Autumn Leaves
- Artist: Jakob Weidemann
- Creation date: 1959
- Object type: Painting
About
Towards the end of the 1950s, Jakob Weidemann reached a point of clarity in his artistic quest through his so-called Forest Floor pictures. The style he used in these works was admittedly nothing new, neither in his own oeuvre nor, if we look farther afield, in the output of the French artists Jean Fautrier and Serge Poliakoff, who have often been cited as Weidemann’s artistic forebears. Rather, the novelty of the pictures lay above all in how Weidemann worked the material, which gave many of these paintings a tactile dimension. At the same time he renounced the purely concrete-abstract painting for good, and manifested himself as a painter whose style was abstract but who retained a fundamental attachment to nature.

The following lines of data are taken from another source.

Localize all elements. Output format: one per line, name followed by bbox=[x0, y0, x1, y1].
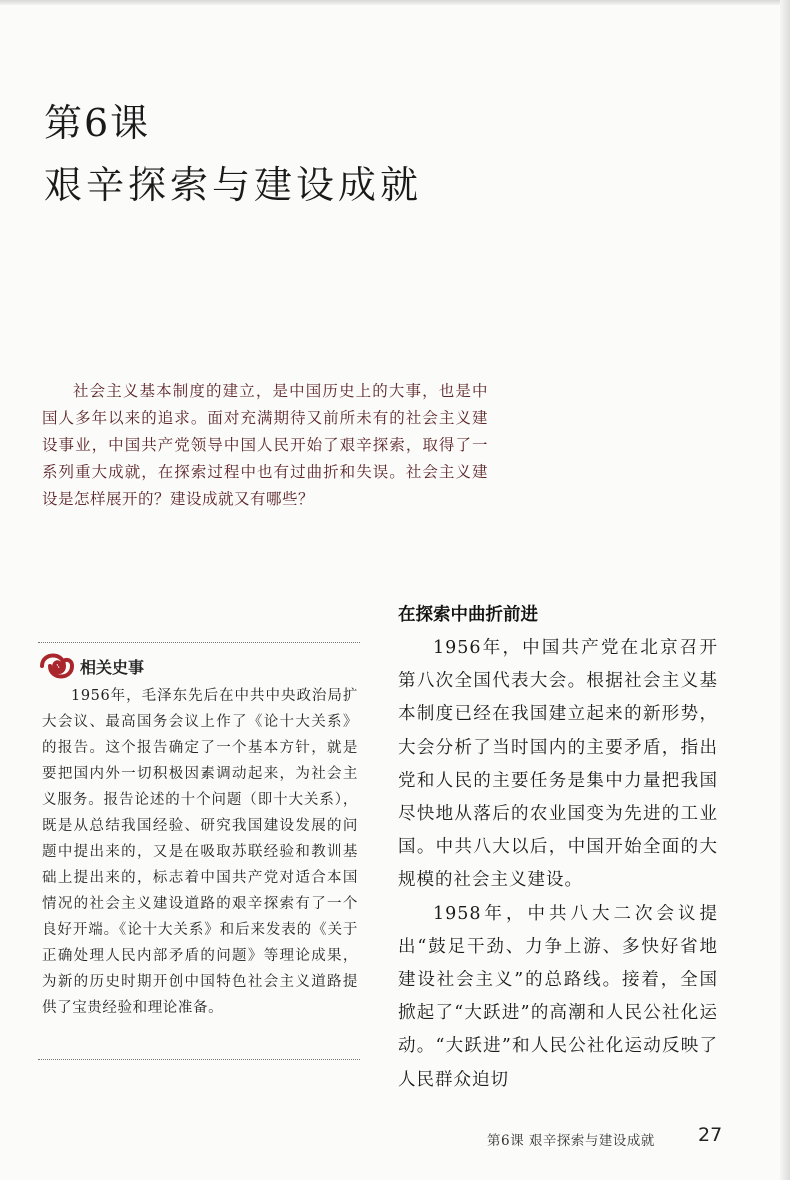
sidebar-header bbox=[38, 649, 360, 685]
section-title: 在探索中曲折前进 bbox=[398, 605, 538, 625]
page-binding-edge bbox=[780, 0, 790, 1180]
intro-paragraph: 社会主义基本制度的建立，是中国历史上的大事，也是中国人多年以来的追求。面对充满期待又前所未有的社会主义建设事业，中国共产党领导中国人民开始了艰辛探索，取得了一系列重大成就，在探索过程中也有过曲折和失误。社会主义建设是怎样展开的？建设成就又有哪些？ bbox=[42, 382, 488, 508]
running-title: 第6课 艰辛探索与建设成就 bbox=[487, 1133, 655, 1149]
section-body bbox=[398, 632, 718, 1097]
sidebar-title: 相关史事 bbox=[80, 658, 145, 677]
sidebar-text: 1956年，毛泽东先后在中共中央政治局扩大会议、最高国务会议上作了《论十大关系》的报告。这个报告确定了一个基本方针，就是要把国内外一切积极因素调动起来，为社会主义服务。报告论述的十个问题（即十大关系），既是从总结我国经验、研究我国建设发展的问题中提出来的，又是在吸取苏联经验和教训基础上提出来的，标志着中国共产党对适合本国情况的社会主义建设道路的艰辛探索有了一个良好开端。《论十大关系》和后来发表的《关于正确处理人民内部矛盾的问题》等理论成果，为新的历史时期开创中国特色社会主义道路提供了宝贵经验和理论准备。 bbox=[42, 688, 358, 1016]
page-top-edge bbox=[0, 0, 790, 5]
lesson-title: 艰辛探索与建设成就 bbox=[44, 163, 423, 207]
body-paragraph: 1956年，中国共产党在北京召开第八次全国代表大会。根据社会主义基本制度已经在我国建立起来的新形势，大会分析了当时国内的主要矛盾，指出党和人民的主要任务是集中力量把我国尽快地从落后的农业国变为先进的工业国。中共八大以后，中国开始全面的大规模的社会主义建设。 bbox=[398, 638, 718, 891]
related-history-icon bbox=[38, 649, 76, 683]
body-paragraph: 1958年，中共八大二次会议提出“鼓足干劲、力争上游、多快好省地建设社会主义”的总路线。接着，全国掀起了“大跃进”的高潮和人民公社化运动。“大跃进”和人民公社化运动反映了人民群众迫切 bbox=[398, 903, 718, 1090]
lesson-number: 第6课 bbox=[44, 101, 151, 145]
page-number: 27 bbox=[698, 1124, 723, 1146]
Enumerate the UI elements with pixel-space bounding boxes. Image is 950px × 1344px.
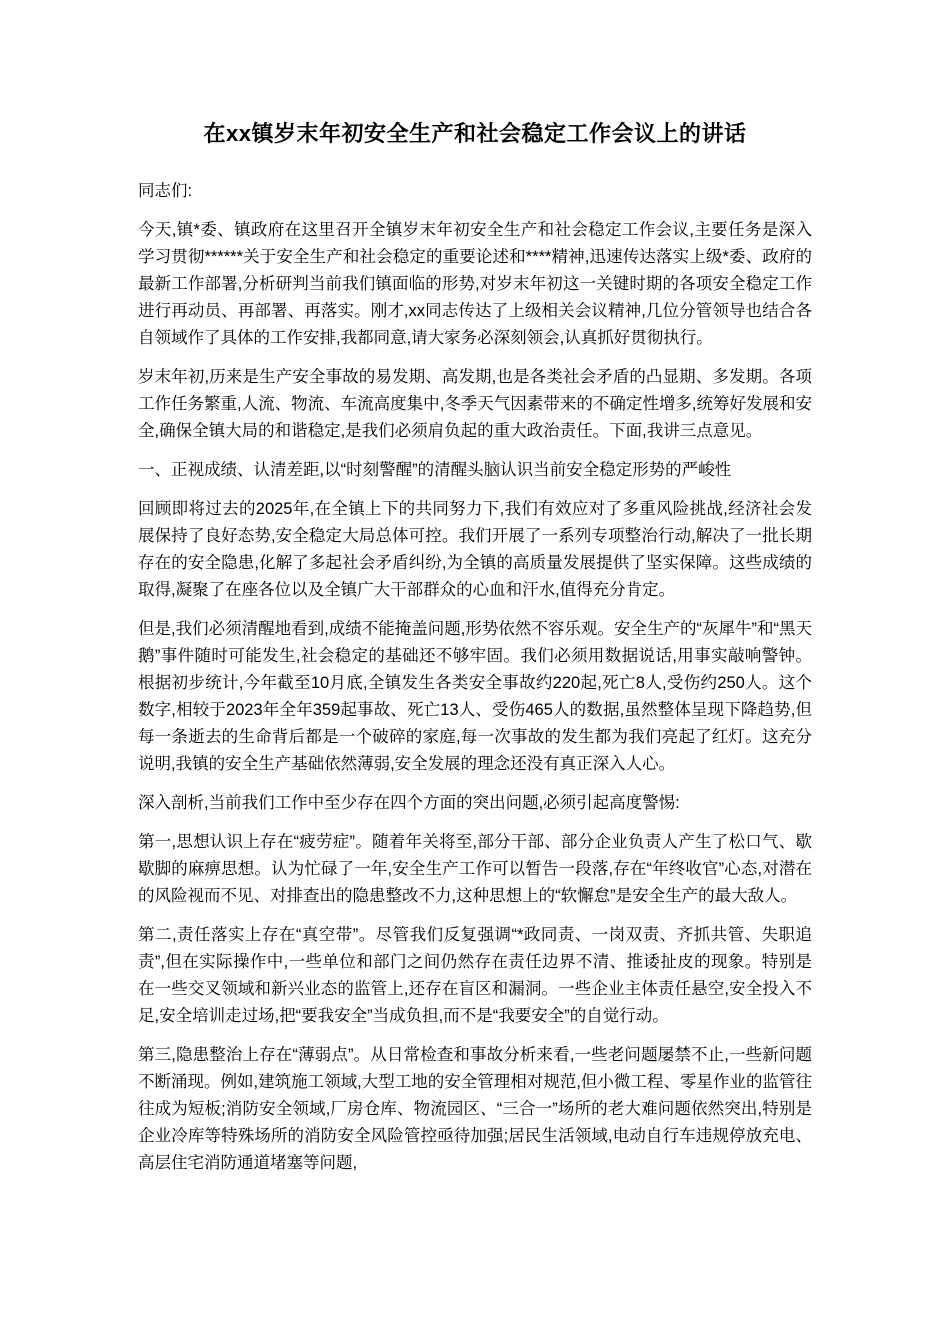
paragraph-point-3: 第三,隐患整治上存在“薄弱点”。从日常检查和事故分析来看,一些老问题屡禁不止,一些新问题不断涌现。例如,建筑施工领域,大型工地的安全管理相对规范,但小微工程、零星作业的监管往往成为短板;消防安全领域,厂房仓库、物流园区、“三合一”场所的老大难问题依然突出,特别是企业冷库等特殊场所的消防安全风险管控亟待加强;居民生活领域,电动自行车违规停放充电、高层住宅消防通道堵塞等问题, — [138, 1045, 812, 1172]
paragraph-point-2: 第二,责任落实上存在“真空带”。尽管我们反复强调“*政同责、一岗双责、齐抓共管、失职追责”,但在实际操作中,一些单位和部门之间仍然存在责任边界不清、推诿扯皮的现象。特别是在一些交叉领域和新兴业态的监管上,还存在盲区和漏洞。一些企业主体责任悬空,安全投入不足,安全培训走过场,把“要我安全”当成负担,而不是“我要安全”的自觉行动。 — [138, 925, 812, 1025]
document-title: 在xx镇岁末年初安全生产和社会稳定工作会议上的讲话 — [203, 121, 747, 146]
paragraph: 但是,我们必须清醒地看到,成绩不能掩盖问题,形势依然不容乐观。安全生产的“灰犀牛”和“黑天鹅”事件随时可能发生,社会稳定的基础还不够牢固。我们必须用数据说话,用事实敲响警钟。根据初步统计,今年截至10月底,全镇发生各类安全事故约220起,死亡8人,受伤约250人。这个数字,相较于2023年全年359起事故、死亡13人、受伤465人的数据,虽然整体呈现下降趋势,但每一条逝去的生命背后都是一个破碎的家庭,每一次事故的发生都为我们亮起了红灯。这充分说明,我镇的安全生产基础依然薄弱,安全发展的理念还没有真正深入人心。 — [138, 619, 812, 773]
paragraph: 岁末年初,历来是生产安全事故的易发期、高发期,也是各类社会矛盾的凸显期、多发期。各项工作任务繁重,人流、物流、车流高度集中,冬季天气因素带来的不确定性增多,统筹好发展和安全,确保全镇大局的和谐稳定,是我们必须肩负起的重大政治责任。下面,我讲三点意见。 — [138, 367, 812, 440]
paragraph: 回顾即将过去的2025年,在全镇上下的共同努力下,我们有效应对了多重风险挑战,经济社会发展保持了良好态势,安全稳定大局总体可控。我们开展了一系列专项整治行动,解决了一批长期存在的安全隐患,化解了多起社会矛盾纠纷,为全镇的高质量发展提供了坚实保障。这些成绩的取得,凝聚了在座各位以及全镇广大干部群众的心血和汗水,值得充分肯定。 — [138, 499, 812, 599]
section-heading-1: 一、正视成绩、认清差距,以“时刻警醒”的清醒头脑认识当前安全稳定形势的严峻性 — [138, 460, 732, 479]
paragraph-salutation: 同志们: — [138, 181, 193, 200]
paragraph: 今天,镇*委、镇政府在这里召开全镇岁末年初安全生产和社会稳定工作会议,主要任务是深入学习贯彻******关于安全生产和社会稳定的重要论述和****精神,迅速传达落实上级*委、政府的最新工作部署,分析研判当前我们镇面临的形势,对岁末年初这一关键时期的各项安全稳定工作进行再动员、再部署、再落实。刚才,xx同志传达了上级相关会议精神,几位分管领导也结合各自领域作了具体的工作安排,我都同意,请大家务必深刻领会,认真抓好贯彻执行。 — [138, 220, 812, 347]
paragraph: 深入剖析,当前我们工作中至少存在四个方面的突出问题,必须引起高度警惕: — [138, 793, 680, 812]
paragraph-point-1: 第一,思想认识上存在“疲劳症”。随着年关将至,部分干部、部分企业负责人产生了松口气、歇歇脚的麻痹思想。认为忙碌了一年,安全生产工作可以暂告一段落,存在“年终收官”心态,对潜在的风险视而不见、对排查出的隐患整改不力,这种思想上的“软懈怠”是安全生产的最大敌人。 — [138, 832, 812, 905]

The painting Autumn Leaves, from 1959, is one of the first works of the Forest Floor series. Weidemann is still rather gentle in his use of the material, and the individual fields of colour are easily distinguishable. The hues have been kept dense, dark, and earthy, and the scene, such as it is described in the title, has been transformed to an abstract interplay of geometric fields of colour. As with many of the postwar European painters, also Weidemann based his early style on cubist painting, before the impressions of nature gradually led him to lean more towards the intersection between perceptible reality and abstraction.
Nature remained a source of inspiration and a focal point in Weidemann’s art, even though he eventually did lift his gaze from the forest floor. The experience of the miracle of spring, as seen through the flowers’ struggle towards the light, became the main motif in his pictures from the mid-1960s on.